Thursday, July 15, 2010

Belated Wed update

-Confirmed the bug from before.

-Found two more bugs that popped up in the post-allframing analysis.
--one of which was an incorrect application of the chi/sharp function. I was previously performing the cut before the data was calibrated, but my chi/sharp function is manually set to calibrated magnitudes! This was killing the completeness.

-Automated DAOmaster for the first time. It's relatively easy to do by hand and I previously had problems successfully writing a shell script to automate it. But now I have one! Life just got that much simpler.
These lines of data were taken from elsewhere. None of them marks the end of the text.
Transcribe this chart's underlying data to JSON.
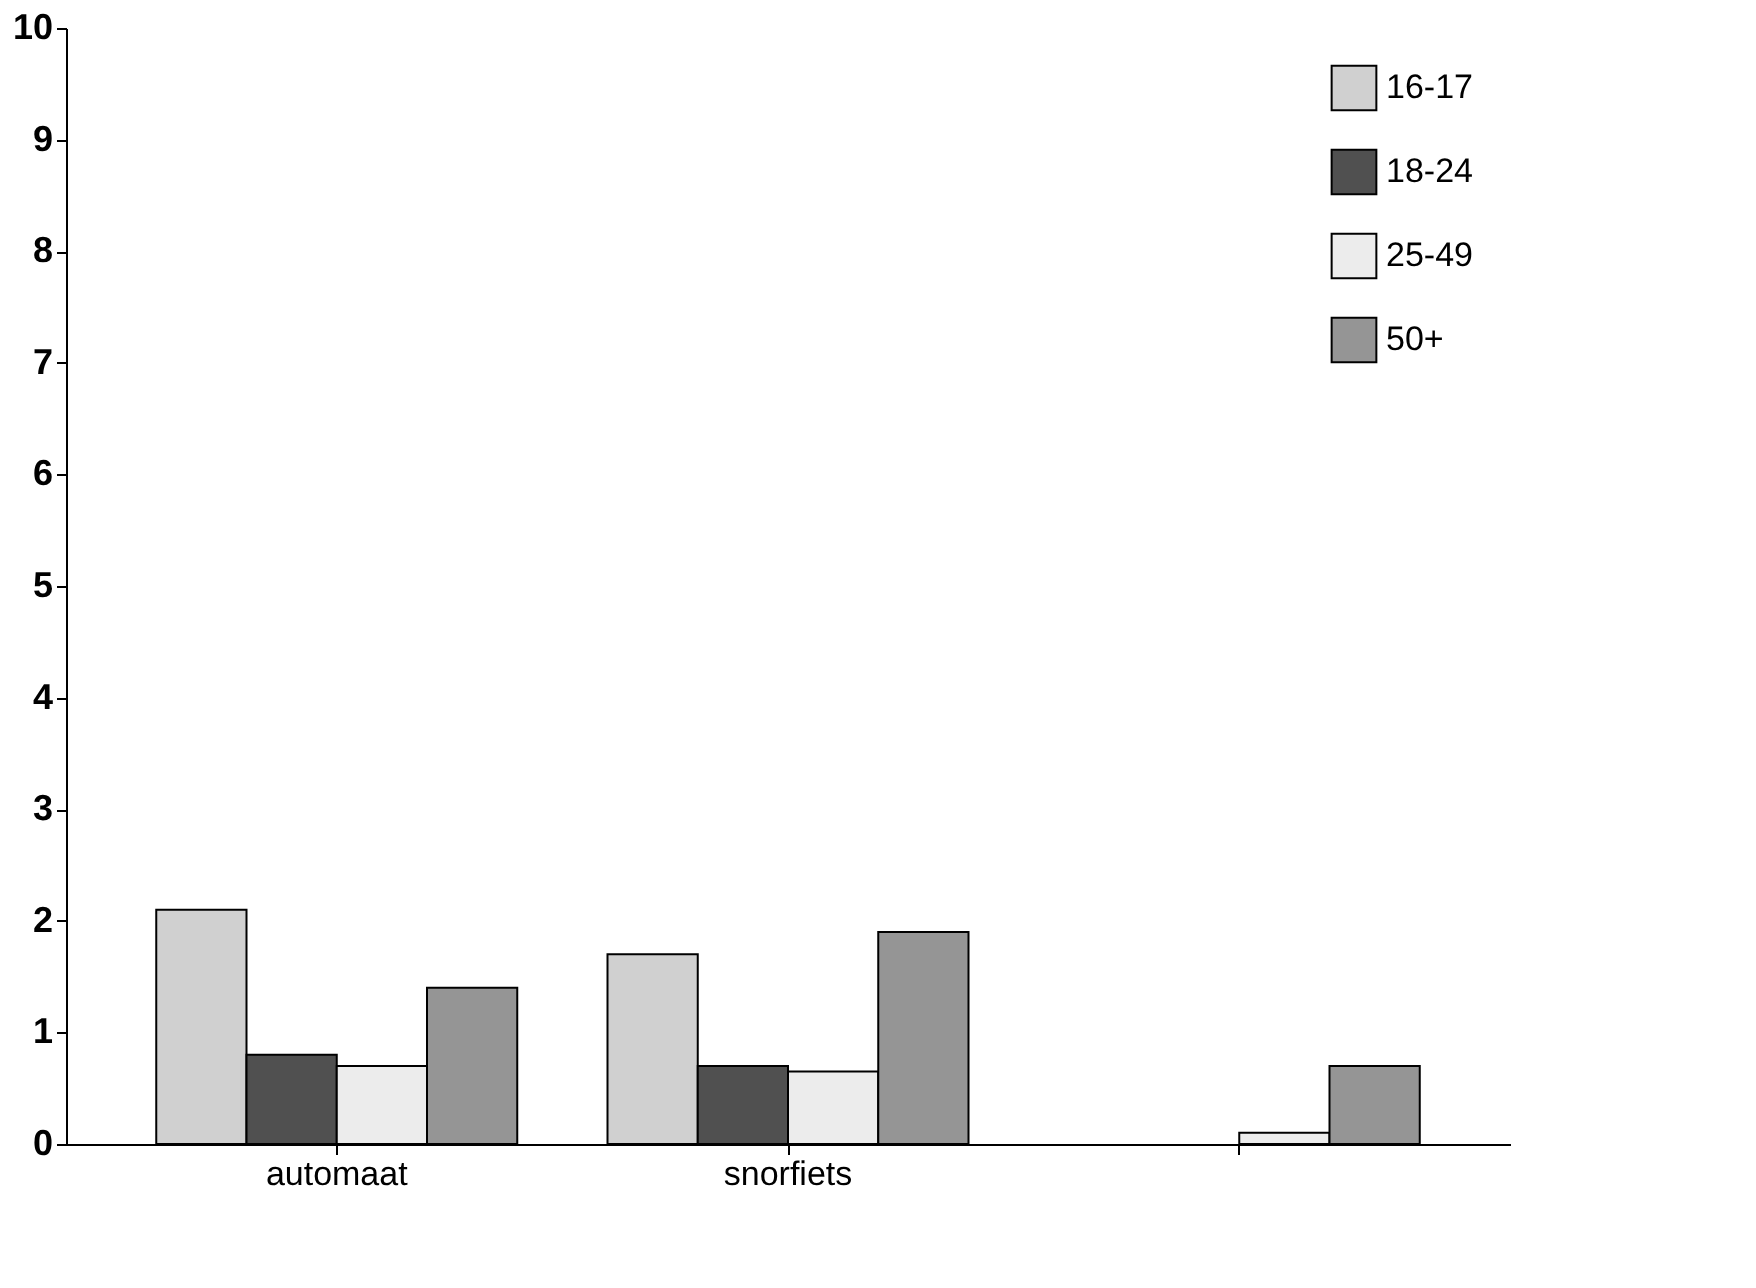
{
  "chart_data": {
    "type": "bar",
    "categories": [
      "automaat",
      "snorfiets",
      null
    ],
    "series": [
      {
        "name": "16-17",
        "color": "#d0d0d0",
        "values": [
          2.1,
          1.7,
          null
        ]
      },
      {
        "name": "18-24",
        "color": "#505050",
        "values": [
          0.8,
          0.7,
          null
        ]
      },
      {
        "name": "25-49",
        "color": "#ececec",
        "values": [
          0.7,
          0.65,
          0.1
        ]
      },
      {
        "name": "50+",
        "color": "#959595",
        "values": [
          1.4,
          1.9,
          0.7
        ]
      }
    ],
    "ylim": [
      0,
      10
    ],
    "yticks": [
      0,
      1,
      2,
      3,
      4,
      5,
      6,
      7,
      8,
      9,
      10
    ],
    "grid": false,
    "legend": "top right"
  }
}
-Calculated the completeness from all the artificial star tests together --a total of XXXXX stars. Much happier about the the completeness limit, not so much about the values at the bright end--I'm getting more like 97% instead of 100% brighter than r =22.5

-More than half through the corrected ASTs

Wednesday, July 14, 2010

Good news!
As of yesterday all fo the Allframing was completed so I was ready to do the post-allframe analysis and prepare the masterlist for calibration and the completeness calculation. I spent most of the afternoon doing this. I also automated all of the code to create the masterlists and calibrate them for all of the artificial star test iterations.

Bad news!
When I calibrated the data the g-band offset was still there.  :( :( :( I had debugged this for the first test and checked that the calibration was correct, but for some reason it was now incorrect in the other 19 tests. I discovered a bug in the program that creates my input addstar files that amounted to not applying the offset fix. Essentially, I did it correctly for the first test and then during the process of automating that code, I introduced a bug that undid the correction. This morning I began feverishly correcting this. I'm now running two tests--one with the bug corrected and one omitting the zero-point fix altogether. The latter should replicate the current results I have. The former should correct them. I'm doing both on two more iterations of the artificial star tests in order to quadruple check that this is fixed before I go on. After those are done I should have 3 tests down and 17 to go.

17 is no biggie. I'm pretty angry with these artificial star tests at this point so I'm going to run them all night until they're finished. They'll be done in the morning even if I have to stay up all night to finish them. I'm also toying with the idea of doing 25 tests instead of 20, but I'll wait to make sure that the other problems are fixed before I go overboard on anything.

Good news!
My surface brightness calculation is fixed. Turns out the problem was a unit error--my number looked wrong because I was comparing it to the Martin et al. 2008 value, which was in different units. That's waiting on the ML code.

Bad news!
I can't get any idea of the completeness until the artificial star tests are corrected. The bug affected only the .add input files and not the effective ones. This means that I can't properly compare the number input to the number found for the completeness calculation. It's also affecting the magnitude bins. That means the ML code with the chi/sharp cut will have to wait until tomorrow morning.

Good news!
That chi/sharp cut is fixed as of yesterday and I wrote a function to apply it to a masterlist of my choosing. I've also automated the masterlist and calibration code already, so post-allframing analysis is pretty straightforward.

Tomorrow:
There's a lot of daomatching and daomastering to do after allframe finishes on all of these tests. That's going to be the most tedious thing to do and the reason why I might be up late tonight. Once that's done I will:
1. Create the masterlists and apply the chi/sharp cut.
2. Calibrate them.
3. Calculate completeness.
4. Choose a completeness limit.
5. Run the ML code using this limit and check the results.

And beyond:
6. Modify/run the absolute magnitude code depending on the completeness limit I choose for this calculation and using the ML results.
7. Run the surface brightness calculation using the ML results.
8. Run the distance calculation using the completeness/photometric uncertainty results.
9. Recreate the spatial map.
10. Run the simulation based on the ML results.